Turned out the pots were too small! Put them in bigger pots, they rocketted!

:peace:
 

DrGreen007

Well-Known Member
it dont matter what reflector you use it will still leech valuble light thats what they do
i got a 600 watt hps my light if i put a cool tube next to it would be like a 400 and thats fact difference is noticiable when harvest comes ive noticed as the good old saying goes a gram per watt so why use a cool tube witch leachs ya light it pointless a good extracotor and your away ask any professional grower and most will say cool tubes are affective but downgrade your light setup if you really need one then fair anuff but other wise keep away or if you wanna werl get a test going and il prove ther
not worth the money
if any one wanna test this fact by doing a journal one with one without
i have a 600 watt hps i use for both veg and flower so if you have same light lets go
and also we shud use same nutes ect
 

Jonus

Well-Known Member
I see no difference with my two 400s except I can get them quite close to the tops.

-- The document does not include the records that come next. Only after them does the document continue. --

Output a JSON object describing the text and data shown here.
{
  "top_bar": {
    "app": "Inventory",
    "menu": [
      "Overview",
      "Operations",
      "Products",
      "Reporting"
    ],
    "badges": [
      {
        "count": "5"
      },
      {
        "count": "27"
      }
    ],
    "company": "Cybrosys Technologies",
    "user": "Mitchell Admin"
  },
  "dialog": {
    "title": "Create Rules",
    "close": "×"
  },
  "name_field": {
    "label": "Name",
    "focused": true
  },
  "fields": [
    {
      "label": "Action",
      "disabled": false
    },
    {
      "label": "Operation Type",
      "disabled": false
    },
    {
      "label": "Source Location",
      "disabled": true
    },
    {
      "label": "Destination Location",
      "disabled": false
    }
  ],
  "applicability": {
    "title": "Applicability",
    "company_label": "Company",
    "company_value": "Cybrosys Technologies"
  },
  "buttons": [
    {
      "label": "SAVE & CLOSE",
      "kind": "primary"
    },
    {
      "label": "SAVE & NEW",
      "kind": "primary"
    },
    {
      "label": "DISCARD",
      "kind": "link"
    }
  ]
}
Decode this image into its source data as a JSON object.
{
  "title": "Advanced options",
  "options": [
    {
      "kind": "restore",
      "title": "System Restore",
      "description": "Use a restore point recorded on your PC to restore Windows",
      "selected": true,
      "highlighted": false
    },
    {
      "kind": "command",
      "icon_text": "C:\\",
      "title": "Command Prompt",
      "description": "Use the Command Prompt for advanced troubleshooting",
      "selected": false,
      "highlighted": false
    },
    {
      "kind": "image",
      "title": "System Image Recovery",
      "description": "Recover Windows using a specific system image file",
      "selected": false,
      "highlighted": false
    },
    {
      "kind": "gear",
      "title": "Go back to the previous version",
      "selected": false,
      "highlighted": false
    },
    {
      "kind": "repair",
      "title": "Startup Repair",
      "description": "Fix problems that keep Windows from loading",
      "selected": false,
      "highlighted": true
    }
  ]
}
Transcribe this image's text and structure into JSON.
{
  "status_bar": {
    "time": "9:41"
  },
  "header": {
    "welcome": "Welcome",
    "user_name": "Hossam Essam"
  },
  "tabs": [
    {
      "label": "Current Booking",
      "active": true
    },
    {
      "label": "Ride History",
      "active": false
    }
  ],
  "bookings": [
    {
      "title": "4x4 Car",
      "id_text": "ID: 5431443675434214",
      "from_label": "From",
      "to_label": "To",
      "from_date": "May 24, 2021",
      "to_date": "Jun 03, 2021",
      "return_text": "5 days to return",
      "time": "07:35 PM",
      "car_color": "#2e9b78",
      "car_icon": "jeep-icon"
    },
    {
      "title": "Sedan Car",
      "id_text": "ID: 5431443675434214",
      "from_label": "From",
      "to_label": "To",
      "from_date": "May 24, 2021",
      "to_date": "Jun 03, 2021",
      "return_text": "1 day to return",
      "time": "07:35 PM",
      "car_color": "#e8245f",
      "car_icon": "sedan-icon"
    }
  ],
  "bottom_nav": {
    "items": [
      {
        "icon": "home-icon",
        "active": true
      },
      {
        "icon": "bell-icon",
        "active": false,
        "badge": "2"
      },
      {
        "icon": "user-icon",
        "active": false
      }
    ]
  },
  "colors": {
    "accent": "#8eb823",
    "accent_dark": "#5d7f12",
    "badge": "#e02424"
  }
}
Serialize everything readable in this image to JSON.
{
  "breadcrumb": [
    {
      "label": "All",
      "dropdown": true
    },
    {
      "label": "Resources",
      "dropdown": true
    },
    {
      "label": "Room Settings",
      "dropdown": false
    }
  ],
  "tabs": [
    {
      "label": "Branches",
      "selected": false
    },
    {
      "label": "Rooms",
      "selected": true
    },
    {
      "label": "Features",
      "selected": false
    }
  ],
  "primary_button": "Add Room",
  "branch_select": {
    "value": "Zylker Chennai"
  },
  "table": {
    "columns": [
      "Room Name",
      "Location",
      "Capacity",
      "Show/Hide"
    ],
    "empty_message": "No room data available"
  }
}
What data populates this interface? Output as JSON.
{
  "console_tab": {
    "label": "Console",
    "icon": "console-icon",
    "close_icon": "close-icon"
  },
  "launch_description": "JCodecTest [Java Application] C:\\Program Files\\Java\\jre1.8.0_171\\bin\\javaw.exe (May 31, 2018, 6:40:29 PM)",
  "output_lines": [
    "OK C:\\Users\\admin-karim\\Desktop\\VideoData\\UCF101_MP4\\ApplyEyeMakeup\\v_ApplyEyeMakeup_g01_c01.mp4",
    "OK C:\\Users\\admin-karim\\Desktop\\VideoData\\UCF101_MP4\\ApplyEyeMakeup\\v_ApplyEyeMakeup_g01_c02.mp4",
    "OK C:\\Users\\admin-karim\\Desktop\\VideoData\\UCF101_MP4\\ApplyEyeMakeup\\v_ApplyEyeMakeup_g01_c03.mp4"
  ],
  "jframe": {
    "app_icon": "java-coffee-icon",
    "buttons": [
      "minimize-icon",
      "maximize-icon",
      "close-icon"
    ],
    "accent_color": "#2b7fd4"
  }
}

Yield is the same, heat is less. [shrugs] we obviously have different experiences with them.
 

OregonMeds

Well-Known Member
Are you attempting to say that just the light loss of glass is 30%, because there are scientific technical data sheet thingies that all seem to say otherwise.

Note also that some HID bulbs come in versions that don't have an outer glass shell, so in turn they must be 30% brighter than the bulbs almost all of us are using right now.

Thanks for pointing that out, my 250 will soon be equal to a 400.
(wink for the sarcasm challenged)
 

trapper

Well-Known Member
grow tents are ok,but they are not light proof,i pretty much had to build a panda poly room around mine.when you have the passive intake vents opening it lets in all kinds of light,those are the flaps on the bottom were the new air comes in when old air is exausted,before this i used just 1x2 and panda poly and velcro,it worked just as well as my tent probably better,but it depends on your set up.i thought the tent was going to be easier and better to use,i was wrong,but like i say it depends on your set up,my tents 2 months old and it already has problems with the zippers,and its starting to have more and more holes become visible.
 

Jonus

Well-Known Member
Yeah trapper that is pretty much how the earlier ones acted. Apparently they have fixed those issues with the mylar version of the tents where there was light leaks in the seams and little speckled holes, as well as not having that toxic smell when theyre hot which was apparently associated with the white plastic liner.

Does anyone have the mylar tent, if so do they still have those little light leak pin holes and the smell when theyre hot?
 

trapper

Well-Known Member
Burnt hair and rubber smell? People will be thinking you're having some rather interesting sex.
i wish,my traps have not bared much fruit lately lol,like an old trapper once said,"my roman days are over my lights are going out,what used to be my candle light is now my water spout".